EEMI Director for Sustainable Energy Scott Sklar related his experience in working with Carter's team on the Public Utility Regulatory Policies Act of 1978 while Scott worked for Senator Jacob Javits of New York. That federal law encouraged the use of renewable energy and conservation and set the basis for Scott’s lifelong career as one of America’s leading figures in renewable energy.

Professor Donna Attanasio, EEMI Director of Energy Law and Policy, related her experience with the Public Utility Regulatory Policies Act, noting that “it was the wedge that permitted the creation of regional transmission systems and markets and the independent generation industry. The innovation and competition that followed put us on a path to competitive energy pricing, making energy more affordable…and promoted time of use pricing and energy conservation and efficiency (and) introduced the concept of shaping customer usage rather than just building to meet demand.”

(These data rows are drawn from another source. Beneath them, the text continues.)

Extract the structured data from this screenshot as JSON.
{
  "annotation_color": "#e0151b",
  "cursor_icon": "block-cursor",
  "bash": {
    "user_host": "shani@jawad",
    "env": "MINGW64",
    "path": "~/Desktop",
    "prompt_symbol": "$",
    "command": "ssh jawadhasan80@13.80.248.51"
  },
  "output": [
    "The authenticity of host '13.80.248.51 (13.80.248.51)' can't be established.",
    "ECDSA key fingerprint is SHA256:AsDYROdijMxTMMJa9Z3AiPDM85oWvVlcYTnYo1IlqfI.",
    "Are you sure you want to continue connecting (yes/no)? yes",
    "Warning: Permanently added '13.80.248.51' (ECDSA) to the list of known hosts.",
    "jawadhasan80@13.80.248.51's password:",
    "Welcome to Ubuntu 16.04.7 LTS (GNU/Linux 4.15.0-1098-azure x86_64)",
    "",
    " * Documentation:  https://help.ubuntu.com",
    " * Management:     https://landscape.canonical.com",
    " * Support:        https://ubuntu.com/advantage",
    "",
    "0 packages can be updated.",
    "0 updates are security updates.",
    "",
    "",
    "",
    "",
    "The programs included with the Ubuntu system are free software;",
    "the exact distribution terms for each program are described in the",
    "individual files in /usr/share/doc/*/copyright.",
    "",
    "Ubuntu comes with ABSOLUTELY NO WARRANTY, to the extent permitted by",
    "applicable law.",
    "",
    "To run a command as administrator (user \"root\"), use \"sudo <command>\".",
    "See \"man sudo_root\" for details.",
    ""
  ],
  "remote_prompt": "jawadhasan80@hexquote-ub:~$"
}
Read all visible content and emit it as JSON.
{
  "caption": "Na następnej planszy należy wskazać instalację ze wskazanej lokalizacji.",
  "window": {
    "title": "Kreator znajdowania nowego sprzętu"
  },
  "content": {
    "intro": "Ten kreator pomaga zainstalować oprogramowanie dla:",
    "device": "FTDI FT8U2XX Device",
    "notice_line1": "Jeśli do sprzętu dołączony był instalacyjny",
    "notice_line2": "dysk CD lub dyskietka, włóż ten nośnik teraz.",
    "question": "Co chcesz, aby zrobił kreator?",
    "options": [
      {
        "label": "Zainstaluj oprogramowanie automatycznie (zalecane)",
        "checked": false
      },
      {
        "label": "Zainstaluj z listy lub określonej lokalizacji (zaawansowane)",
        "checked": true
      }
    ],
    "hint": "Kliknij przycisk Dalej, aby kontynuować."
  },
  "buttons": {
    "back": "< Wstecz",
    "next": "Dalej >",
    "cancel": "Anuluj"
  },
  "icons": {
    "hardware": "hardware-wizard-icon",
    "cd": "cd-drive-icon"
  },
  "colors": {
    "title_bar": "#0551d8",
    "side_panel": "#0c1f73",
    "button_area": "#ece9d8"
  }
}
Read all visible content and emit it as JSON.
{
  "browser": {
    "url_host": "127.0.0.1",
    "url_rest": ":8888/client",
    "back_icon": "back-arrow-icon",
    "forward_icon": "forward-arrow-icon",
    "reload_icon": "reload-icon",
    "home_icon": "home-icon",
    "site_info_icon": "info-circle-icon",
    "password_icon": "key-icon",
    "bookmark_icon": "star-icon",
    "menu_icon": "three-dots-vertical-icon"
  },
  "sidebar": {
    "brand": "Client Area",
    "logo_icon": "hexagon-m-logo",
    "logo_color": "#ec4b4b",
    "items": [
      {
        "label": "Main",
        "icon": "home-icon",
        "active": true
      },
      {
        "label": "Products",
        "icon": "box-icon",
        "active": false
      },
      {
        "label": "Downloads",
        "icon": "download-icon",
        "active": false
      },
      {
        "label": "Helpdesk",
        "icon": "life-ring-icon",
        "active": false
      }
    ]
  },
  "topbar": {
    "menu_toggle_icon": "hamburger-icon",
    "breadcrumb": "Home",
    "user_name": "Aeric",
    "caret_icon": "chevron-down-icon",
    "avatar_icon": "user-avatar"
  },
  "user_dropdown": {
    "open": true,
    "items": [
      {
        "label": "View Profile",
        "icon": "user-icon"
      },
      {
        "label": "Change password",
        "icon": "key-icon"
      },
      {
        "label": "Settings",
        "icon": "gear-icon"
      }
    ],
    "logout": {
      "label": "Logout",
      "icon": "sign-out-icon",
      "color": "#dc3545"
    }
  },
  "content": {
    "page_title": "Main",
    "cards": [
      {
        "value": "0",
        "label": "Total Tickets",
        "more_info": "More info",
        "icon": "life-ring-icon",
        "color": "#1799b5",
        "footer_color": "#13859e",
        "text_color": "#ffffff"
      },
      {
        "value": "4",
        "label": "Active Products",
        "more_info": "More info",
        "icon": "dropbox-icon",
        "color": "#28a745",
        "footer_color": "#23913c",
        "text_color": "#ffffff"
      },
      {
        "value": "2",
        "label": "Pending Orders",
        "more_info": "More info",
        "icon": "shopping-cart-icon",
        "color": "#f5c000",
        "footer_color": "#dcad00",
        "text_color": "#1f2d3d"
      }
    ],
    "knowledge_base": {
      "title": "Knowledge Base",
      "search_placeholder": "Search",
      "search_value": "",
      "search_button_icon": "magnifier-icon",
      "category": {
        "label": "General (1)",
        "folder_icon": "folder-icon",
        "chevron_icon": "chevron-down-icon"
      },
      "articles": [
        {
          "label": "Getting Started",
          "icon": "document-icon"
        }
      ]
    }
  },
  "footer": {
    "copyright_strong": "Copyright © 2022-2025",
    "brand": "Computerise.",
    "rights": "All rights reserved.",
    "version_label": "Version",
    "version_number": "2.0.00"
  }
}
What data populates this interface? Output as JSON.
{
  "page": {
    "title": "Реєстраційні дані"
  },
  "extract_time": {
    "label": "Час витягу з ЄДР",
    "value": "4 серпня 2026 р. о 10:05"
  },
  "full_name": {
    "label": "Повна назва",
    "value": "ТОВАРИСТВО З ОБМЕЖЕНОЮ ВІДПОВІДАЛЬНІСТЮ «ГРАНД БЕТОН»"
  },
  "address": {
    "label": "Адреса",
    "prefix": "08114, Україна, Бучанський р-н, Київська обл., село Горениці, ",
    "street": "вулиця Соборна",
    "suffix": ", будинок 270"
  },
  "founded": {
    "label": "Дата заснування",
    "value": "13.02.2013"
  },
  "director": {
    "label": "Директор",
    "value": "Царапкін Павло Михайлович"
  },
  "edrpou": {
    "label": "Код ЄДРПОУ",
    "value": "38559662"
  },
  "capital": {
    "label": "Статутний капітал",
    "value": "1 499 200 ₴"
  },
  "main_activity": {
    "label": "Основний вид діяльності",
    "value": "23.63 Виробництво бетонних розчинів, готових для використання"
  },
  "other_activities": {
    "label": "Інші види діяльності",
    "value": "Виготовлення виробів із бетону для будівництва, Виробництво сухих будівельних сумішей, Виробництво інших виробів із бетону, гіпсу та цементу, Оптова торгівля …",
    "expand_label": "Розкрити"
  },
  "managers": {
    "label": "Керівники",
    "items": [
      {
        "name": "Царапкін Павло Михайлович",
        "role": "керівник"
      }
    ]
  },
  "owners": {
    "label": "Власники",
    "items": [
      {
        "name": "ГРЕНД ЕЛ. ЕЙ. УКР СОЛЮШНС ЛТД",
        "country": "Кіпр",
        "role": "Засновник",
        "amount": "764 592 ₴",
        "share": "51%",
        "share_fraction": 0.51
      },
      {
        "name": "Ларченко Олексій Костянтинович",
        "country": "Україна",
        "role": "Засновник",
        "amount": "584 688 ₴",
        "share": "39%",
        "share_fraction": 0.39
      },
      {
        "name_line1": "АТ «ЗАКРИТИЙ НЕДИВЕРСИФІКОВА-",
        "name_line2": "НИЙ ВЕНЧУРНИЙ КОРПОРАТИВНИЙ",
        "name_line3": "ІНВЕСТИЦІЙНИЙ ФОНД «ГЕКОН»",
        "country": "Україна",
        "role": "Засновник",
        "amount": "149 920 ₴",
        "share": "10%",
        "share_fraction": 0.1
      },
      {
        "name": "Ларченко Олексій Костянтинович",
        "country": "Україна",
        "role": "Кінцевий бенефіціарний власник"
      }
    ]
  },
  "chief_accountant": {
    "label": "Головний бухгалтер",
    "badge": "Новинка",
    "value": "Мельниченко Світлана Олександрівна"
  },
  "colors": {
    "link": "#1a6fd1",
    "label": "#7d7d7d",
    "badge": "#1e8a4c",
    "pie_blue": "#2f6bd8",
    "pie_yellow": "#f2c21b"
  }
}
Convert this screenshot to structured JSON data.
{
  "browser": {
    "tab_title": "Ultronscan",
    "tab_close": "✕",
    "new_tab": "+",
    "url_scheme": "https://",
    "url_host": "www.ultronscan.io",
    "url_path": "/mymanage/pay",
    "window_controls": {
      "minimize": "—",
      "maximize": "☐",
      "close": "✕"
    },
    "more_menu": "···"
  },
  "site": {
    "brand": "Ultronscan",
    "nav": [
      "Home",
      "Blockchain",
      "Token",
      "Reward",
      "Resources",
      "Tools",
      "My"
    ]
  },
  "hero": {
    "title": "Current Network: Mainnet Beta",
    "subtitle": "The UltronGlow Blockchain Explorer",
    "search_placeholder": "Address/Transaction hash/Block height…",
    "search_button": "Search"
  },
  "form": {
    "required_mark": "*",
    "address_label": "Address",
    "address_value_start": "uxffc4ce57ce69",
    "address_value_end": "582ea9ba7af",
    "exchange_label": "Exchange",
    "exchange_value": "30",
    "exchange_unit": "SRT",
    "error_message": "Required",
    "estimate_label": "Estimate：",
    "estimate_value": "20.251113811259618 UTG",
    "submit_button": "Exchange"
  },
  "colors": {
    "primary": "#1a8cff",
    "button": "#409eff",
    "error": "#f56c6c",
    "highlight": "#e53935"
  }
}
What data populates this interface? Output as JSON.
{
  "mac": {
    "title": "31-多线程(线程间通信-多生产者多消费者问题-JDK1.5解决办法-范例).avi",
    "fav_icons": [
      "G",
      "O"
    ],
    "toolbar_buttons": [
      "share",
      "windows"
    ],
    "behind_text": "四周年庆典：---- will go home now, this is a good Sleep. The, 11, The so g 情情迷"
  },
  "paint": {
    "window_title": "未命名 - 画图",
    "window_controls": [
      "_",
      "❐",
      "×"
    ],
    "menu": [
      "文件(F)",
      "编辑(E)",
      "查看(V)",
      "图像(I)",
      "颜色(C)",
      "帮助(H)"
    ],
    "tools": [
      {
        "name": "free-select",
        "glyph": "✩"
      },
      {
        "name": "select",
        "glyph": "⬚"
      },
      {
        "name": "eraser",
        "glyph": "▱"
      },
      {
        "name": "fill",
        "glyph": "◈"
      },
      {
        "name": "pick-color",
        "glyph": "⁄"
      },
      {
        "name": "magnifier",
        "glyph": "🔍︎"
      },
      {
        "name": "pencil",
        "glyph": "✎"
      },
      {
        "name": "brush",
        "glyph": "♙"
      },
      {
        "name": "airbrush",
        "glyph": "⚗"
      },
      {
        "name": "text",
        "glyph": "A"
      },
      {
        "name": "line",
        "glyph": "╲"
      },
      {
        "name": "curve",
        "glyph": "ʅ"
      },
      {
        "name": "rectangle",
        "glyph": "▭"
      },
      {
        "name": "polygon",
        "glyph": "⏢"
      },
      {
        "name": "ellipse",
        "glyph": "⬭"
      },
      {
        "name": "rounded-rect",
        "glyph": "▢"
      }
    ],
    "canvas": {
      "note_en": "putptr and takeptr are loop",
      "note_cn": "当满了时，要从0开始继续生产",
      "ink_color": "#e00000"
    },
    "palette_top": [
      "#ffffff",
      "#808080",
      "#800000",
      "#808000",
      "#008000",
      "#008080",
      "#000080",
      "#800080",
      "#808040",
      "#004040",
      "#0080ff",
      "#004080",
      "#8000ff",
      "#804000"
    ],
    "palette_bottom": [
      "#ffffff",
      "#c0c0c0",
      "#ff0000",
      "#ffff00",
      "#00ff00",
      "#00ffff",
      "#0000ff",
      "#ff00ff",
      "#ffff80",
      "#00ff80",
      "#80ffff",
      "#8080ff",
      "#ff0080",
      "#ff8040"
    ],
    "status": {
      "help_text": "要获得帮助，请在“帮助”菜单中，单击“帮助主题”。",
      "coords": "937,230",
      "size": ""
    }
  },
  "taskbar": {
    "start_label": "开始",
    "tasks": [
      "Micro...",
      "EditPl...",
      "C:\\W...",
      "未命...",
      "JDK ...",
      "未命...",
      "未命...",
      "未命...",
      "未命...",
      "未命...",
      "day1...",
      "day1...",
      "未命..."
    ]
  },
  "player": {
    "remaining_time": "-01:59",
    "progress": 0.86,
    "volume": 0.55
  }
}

EEMI Director Jonathan Deason related how Carter was indirectly responsible for his GW career. Carter’s famous 1978 Water Policy Initiatives that were focused on water conservation, environmental quality, and cost-sharing for federal water projects involved 13 federal interagency task forces to implement his policy. Deason was appointed to chair one of those task forces while working at the U.S. Department of the Interior. As a reward for successfully completing that assignment, Carter’s Secretary of the Interior Cecil Andrus sent Deason to the University of Virgina on a full federal fellowship to get his Ph.D. degree, which ultimately led to his position at GW.

On Carter’s December 29, 2024 death, Pulitzer Prize-winning author Thomas L. Friedman wrote that Carter’s “vision and persistence on solar energy — like his vision and persistence on Middle East peace — deserve to be brightly illuminated today, preferably with an LED bulb powered by solar energy.”